According to a report from the Sydney Morning Herald, the officers have been dispatched across Indonesia's North Sumatra province, seeking to protect churches, embassies and shopping malls during the upcoming holiday celebrations.
"The security operation has already started at every church," said Commissioner Hamam Wahyudi of the Medan Police. "We're also coordinating with the Mobile Brigade (riot police unit)."
Terrorism expert Sidney Jones, Director of the Jakarta-based Institute for Policy Analysis of Conflict, announced that the decision to deploy officers came amid escalating violence in the region, with the Islamic State calling especially for more kidnappings.
Over the past year, the predominantly Muslim country has seen growing support for the extremist group: Thousands of Indonesians are believed to have taken the oath of devotion to IS, while between 300 and 700 Indonesians have travelled to Syria to join jihadists and the self-proclaimed caliphate, according to Reuters.
In August, an Indonesian fighter in Syria - who goes by the name Abu Karimah Indonesia - released a video urging supporters of radical Islam to target "non-believers" and "followers of the cross" living in the country.
The Sydney Morning Herald reports that in an exchange with a fellow jihadist apparently frustrated by his inability to travel to Syria, Abu Karimah gave advice on "jihad made easy".
Asked by an Indonesian-based jihadist if weapons are needed, he replied: "Our leader makes jihad easy for you.
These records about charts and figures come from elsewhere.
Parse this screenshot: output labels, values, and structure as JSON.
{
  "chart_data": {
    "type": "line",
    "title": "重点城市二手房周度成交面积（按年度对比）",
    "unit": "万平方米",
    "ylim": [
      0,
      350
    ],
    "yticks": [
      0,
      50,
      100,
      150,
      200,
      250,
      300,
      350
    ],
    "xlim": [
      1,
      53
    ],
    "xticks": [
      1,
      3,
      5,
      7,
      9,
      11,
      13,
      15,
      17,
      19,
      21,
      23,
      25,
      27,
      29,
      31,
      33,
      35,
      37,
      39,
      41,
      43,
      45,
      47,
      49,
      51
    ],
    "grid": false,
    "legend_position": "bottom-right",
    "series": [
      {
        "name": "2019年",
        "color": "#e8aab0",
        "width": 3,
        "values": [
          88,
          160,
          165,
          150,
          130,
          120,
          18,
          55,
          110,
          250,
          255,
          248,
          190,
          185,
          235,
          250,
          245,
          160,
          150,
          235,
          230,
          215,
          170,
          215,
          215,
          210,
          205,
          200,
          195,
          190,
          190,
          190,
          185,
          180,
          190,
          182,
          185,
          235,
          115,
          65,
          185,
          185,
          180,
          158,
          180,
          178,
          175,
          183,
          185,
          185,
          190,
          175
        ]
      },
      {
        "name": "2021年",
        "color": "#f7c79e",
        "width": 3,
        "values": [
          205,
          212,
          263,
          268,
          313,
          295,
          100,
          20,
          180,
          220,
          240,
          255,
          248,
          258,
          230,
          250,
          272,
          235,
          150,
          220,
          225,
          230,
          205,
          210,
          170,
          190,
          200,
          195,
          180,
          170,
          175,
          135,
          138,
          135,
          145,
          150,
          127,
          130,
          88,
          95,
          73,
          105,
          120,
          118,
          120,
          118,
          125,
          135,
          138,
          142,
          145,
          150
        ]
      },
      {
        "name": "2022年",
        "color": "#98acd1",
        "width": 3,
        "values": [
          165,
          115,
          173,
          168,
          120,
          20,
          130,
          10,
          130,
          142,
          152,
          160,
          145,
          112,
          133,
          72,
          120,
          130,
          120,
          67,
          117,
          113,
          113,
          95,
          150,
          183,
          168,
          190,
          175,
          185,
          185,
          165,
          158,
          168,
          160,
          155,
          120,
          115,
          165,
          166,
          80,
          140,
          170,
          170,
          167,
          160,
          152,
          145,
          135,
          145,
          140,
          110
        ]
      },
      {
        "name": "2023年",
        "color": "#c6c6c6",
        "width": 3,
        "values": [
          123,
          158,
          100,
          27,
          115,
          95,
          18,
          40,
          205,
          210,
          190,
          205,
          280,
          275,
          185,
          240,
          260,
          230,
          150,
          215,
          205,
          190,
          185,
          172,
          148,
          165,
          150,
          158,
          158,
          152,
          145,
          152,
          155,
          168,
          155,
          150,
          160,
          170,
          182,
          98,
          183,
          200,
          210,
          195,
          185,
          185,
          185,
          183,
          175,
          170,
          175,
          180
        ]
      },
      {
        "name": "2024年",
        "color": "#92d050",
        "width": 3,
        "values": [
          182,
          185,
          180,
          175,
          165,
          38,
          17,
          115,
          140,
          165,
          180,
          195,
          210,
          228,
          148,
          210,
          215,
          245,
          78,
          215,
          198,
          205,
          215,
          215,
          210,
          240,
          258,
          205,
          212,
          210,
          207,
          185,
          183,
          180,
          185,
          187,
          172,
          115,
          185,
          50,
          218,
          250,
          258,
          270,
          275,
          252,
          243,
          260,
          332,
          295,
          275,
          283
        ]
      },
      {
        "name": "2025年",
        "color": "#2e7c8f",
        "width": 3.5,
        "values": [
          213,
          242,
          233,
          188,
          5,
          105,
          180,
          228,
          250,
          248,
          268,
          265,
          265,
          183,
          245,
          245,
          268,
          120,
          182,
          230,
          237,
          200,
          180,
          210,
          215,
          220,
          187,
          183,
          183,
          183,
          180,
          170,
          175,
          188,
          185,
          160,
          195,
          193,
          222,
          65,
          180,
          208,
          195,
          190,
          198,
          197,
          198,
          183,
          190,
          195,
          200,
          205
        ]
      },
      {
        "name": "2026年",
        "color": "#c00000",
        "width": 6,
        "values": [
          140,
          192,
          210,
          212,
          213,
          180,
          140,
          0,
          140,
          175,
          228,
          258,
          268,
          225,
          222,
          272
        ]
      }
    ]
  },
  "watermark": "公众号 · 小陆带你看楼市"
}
Kill any salibis (followers of the cross) you can find. Salibis can be easily found."
He added, "Process your target. The bigger the better. But if it's difficult, it's more important in jihad to simplify and do it sooner...You can use anything. For example, a car. Video the process ... run them over while passing."
Open Doors placed Indonesia in 47th place on its 2015 World Watch List of countries where Christians experience severe persecution, noting that believers are targeted both from radical Islamic groups, and in government church closings.
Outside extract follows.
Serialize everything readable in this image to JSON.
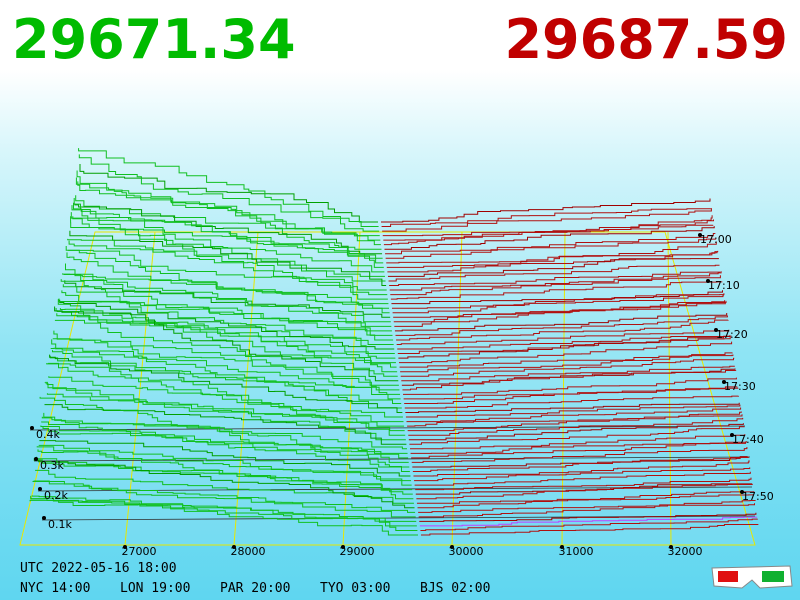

In October, Islamic leaders tore down a number of churches, warning that Christians are "Allah's enemies," while local authorities have failed to bring the attackers to justice, according to a report from the Gatestone Institute.
Additionally, in the Indonesian province of West Java, 29 Christian churches were forcibly closed even after meeting the requirements needed to operate legally as a church.
Speaking to CBN, church pastor Bernard Maukar explained that Muslim extremists are pressuring the local government not to grant licenses to these churches.
"It's been more than a year since I passed all requirements to obtain a legal permit for our church, but the local government did not pay attention to it," he said. "And because I was holding Sunday Service without a permit, they put me in jail for three months."
"My arrest was illegal, but the police arrested me because the angry Muslims were waiting outside the church," he said.
Pastor Kaleb Manurung, another pastor in the region, said that despite the continued persecution of believers at the hands of Islamic extremists, the number of Christians in Indonesia has significantly increased.
"Indonesia is now 20 percent Christian," he said. "There can be more, but in their IDs they are still Muslim. There are also the underground churches."
Speaking to the Mission News Network, Open Doors USA President and CEO David Curry urged Christians around the world to unite in prayer for those persecuted in Indonesia: "We're asking people to know what's happening in Indonesia to support persecuted Christians there," he said. "Christianity is opposed in Indonesia. It is a very difficult place to work, but we need to be praying, we need to be going, we need to be interacting with and loving Muslims in that culture. I think we keep pressing forward, but we know what we're dealing with."